Guru hendaknya tidak lagi mengajar sekedar sebagai kegiatan menyampaikan
pengetahuan, keterampilan, dan sikap kepada siswa. Guru hendaknya mengajar
untuk membelajarkan siswa dalam konteks belajar bagaimana belajar mencari,
menemukan, dan meresapkan pengetahuan, keterampilan, dan sikap.
Dengan penerapan CBSA,
siswa diharapkan akan lebih mampu mengenal dan mengembangkan kapasitas belajar
dan potensi yang dimilikinya secara penuh, menyadari dan dapat menggunakan
potensi sumber belajar yang terdapat di sekitaranya. Selain itu, siswa
diharapkan lebih terlatih untuk berprakarsa, berfikir secara teratur, kritis,
tanggap dan dapat menyelesaikan masalah sehari-sehari, serta lebih terampil dalam menggali, menjelajah, mencari,
dan mengembangkan informasi yang bermakna baginya. Pencapaian keadaan siswa
yang diharapkan melalui penerapan CBSA ini, akan memungkinkan pembentukan
sebagai “pengabdian abadi pencarian kebenaran ilmu”.
Di sisi yang lain, dengan
penerapan CBSA, guru diharapkan bekerja secara profesional, mengajar secara
sistemis, dan berdasarkan prinsif didaktif metodik yang berdaya guna dan
berhasil guna (efisien dan efektif). Artinya, guru dapat merekayasa sistem
pembelajaran yang mereka laksanakan secara sistematis, dengan pemikiran mengapa
dan bagaimana menyalenggarakn kegiatan pembelajaran aktif. Lambat laun penerapan CBSA pada
gilirannya akan mencetak guru-guru yang potensial dalam menyesuaikan diri
terhadap perubahan lingkungan alam dan sosial budaya.

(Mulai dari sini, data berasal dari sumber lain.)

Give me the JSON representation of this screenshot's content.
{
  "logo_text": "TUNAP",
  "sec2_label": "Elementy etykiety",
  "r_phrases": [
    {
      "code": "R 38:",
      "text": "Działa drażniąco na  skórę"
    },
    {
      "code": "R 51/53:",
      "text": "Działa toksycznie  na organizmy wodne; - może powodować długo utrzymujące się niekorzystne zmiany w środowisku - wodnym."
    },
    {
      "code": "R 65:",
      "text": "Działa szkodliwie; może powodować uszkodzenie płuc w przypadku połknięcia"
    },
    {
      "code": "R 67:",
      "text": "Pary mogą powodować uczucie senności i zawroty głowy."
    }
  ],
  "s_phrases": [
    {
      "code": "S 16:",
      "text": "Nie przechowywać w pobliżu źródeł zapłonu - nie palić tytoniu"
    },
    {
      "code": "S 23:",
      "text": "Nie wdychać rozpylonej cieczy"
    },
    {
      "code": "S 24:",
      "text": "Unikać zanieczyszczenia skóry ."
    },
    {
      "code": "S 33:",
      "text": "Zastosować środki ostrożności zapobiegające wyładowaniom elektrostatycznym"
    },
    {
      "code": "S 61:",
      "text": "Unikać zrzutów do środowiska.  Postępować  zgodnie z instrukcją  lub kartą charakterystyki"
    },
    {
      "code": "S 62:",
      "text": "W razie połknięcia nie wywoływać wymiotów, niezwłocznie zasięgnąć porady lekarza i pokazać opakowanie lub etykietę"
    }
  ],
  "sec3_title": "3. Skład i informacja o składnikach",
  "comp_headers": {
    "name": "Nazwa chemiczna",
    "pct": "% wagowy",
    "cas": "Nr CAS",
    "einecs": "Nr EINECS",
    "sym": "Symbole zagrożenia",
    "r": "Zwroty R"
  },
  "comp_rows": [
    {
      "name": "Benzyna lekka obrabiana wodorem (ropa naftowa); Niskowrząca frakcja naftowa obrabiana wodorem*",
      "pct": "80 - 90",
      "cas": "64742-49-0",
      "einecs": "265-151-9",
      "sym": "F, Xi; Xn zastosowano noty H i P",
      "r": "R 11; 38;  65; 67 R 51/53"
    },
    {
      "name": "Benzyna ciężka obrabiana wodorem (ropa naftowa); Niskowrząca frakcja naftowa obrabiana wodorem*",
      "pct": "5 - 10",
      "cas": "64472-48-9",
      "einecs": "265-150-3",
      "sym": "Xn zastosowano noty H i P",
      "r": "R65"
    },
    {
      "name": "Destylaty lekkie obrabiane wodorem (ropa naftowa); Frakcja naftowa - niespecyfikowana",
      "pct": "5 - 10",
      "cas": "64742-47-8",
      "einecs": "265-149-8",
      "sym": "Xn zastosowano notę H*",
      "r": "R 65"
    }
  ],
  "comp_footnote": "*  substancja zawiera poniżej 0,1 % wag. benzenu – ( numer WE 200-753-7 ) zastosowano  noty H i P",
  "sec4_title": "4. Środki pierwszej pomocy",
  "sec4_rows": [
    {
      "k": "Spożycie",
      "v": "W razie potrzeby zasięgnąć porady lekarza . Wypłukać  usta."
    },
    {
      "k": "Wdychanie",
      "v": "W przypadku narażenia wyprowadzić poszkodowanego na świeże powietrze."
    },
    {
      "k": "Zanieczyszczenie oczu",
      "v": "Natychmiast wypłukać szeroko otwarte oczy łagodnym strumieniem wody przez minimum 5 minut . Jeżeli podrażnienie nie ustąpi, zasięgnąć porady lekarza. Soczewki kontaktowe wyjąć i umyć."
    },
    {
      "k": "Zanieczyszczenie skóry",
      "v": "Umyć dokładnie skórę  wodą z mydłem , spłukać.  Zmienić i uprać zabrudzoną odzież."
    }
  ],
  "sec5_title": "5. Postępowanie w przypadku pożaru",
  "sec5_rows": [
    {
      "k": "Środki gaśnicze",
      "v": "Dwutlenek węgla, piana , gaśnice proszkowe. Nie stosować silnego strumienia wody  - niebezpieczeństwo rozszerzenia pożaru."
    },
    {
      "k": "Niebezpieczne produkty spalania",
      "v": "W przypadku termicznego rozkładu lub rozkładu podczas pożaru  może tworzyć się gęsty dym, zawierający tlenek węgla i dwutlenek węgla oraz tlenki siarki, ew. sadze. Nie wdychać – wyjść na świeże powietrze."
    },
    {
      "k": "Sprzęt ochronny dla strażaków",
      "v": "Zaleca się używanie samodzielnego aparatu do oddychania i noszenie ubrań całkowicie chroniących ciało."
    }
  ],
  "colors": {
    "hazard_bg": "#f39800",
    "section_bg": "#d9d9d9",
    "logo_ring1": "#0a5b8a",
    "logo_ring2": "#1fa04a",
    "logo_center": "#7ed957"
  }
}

C. Kadar CBSA Dalam Pembelajaran
Berdasarkan
pembahasan sebelumnya, kita dapat menandai adanya rentangan derajat / kadar
ke-CBSA-an dari peristiwa pembelajaran. Rentangan (kontinum) ini terjadi
sebagai akibat dari adanya kecenderungan peristiwa pembelajaran, yakni
pembelajaran yang berorientasi pada guru dan pembelajaran yang berorientasi
pada siswa. CBSA akan lebih tampak dan menunjukkan kadar yang tinggi apabila
pembelajaran lebih berorientasi kepada siswa, dan akan terjadi sebaliknya bila
arah pembelajaran cenderung berorientasi kepada guru.
Mc Keachie mengemukakan 7
(tujuh) dimensi yang mengakibatkan terjadinya kadar ke-CBSA-an.
Adapun dimensi - dimensi yang
dimaksud adalah:
(i)
Partisipasi siswa dalam menetapkan
tujuan kegiatan pembelajaran,
(ii)
Tekanan pada aspek afektif dalam
belajar,
(iii)
Partisipasi siswa dalam kegiatan
pembelajaran, terutama yang berbentuk interaksi antarsiswa.
(iv)
Kekohesifan (kekompakan) kelas
sebagai kelompok,
(v)
Kebebasan atau lebih tepat kesempatan yang diberikan
kepada siswa untuk mengambil keputusan - keputusan penting dalam kehidupan
sekolah, dan
(vi)
Jumlah waktu yang digunakan untuk
menanggulangi masalah pribadi siswa, baik yang berhubungan maupun yang tidak
berhubungan dengan sekolah / pembelajaran.
Yamamoto meninjau
ke-CBSA-an suatu proses pembelajaran dari segi kesadaran siswa dan guru yang
terlibat di dalamnya.
Lebih jauh Yamamato
mengungkapkan bahwa proses pembelajaran yang optimal terjadi apabila siswa yang
belajar maupun guru yang membelajarkan memiliki kesadaran dan kesengajaan
terlibat alam proses pembelajaran pada diri siswa dan guru akan dapat
memunculkan berbagai interaksi pembelajaran.
Lindgren mengemukakan 4
(empat) kemungkinan interaksi pembelajaran, yakni:
(i) Interaksi satu arah, di
mana guru bertindak sebagai penyampai pesan dan siswa penerima pesan.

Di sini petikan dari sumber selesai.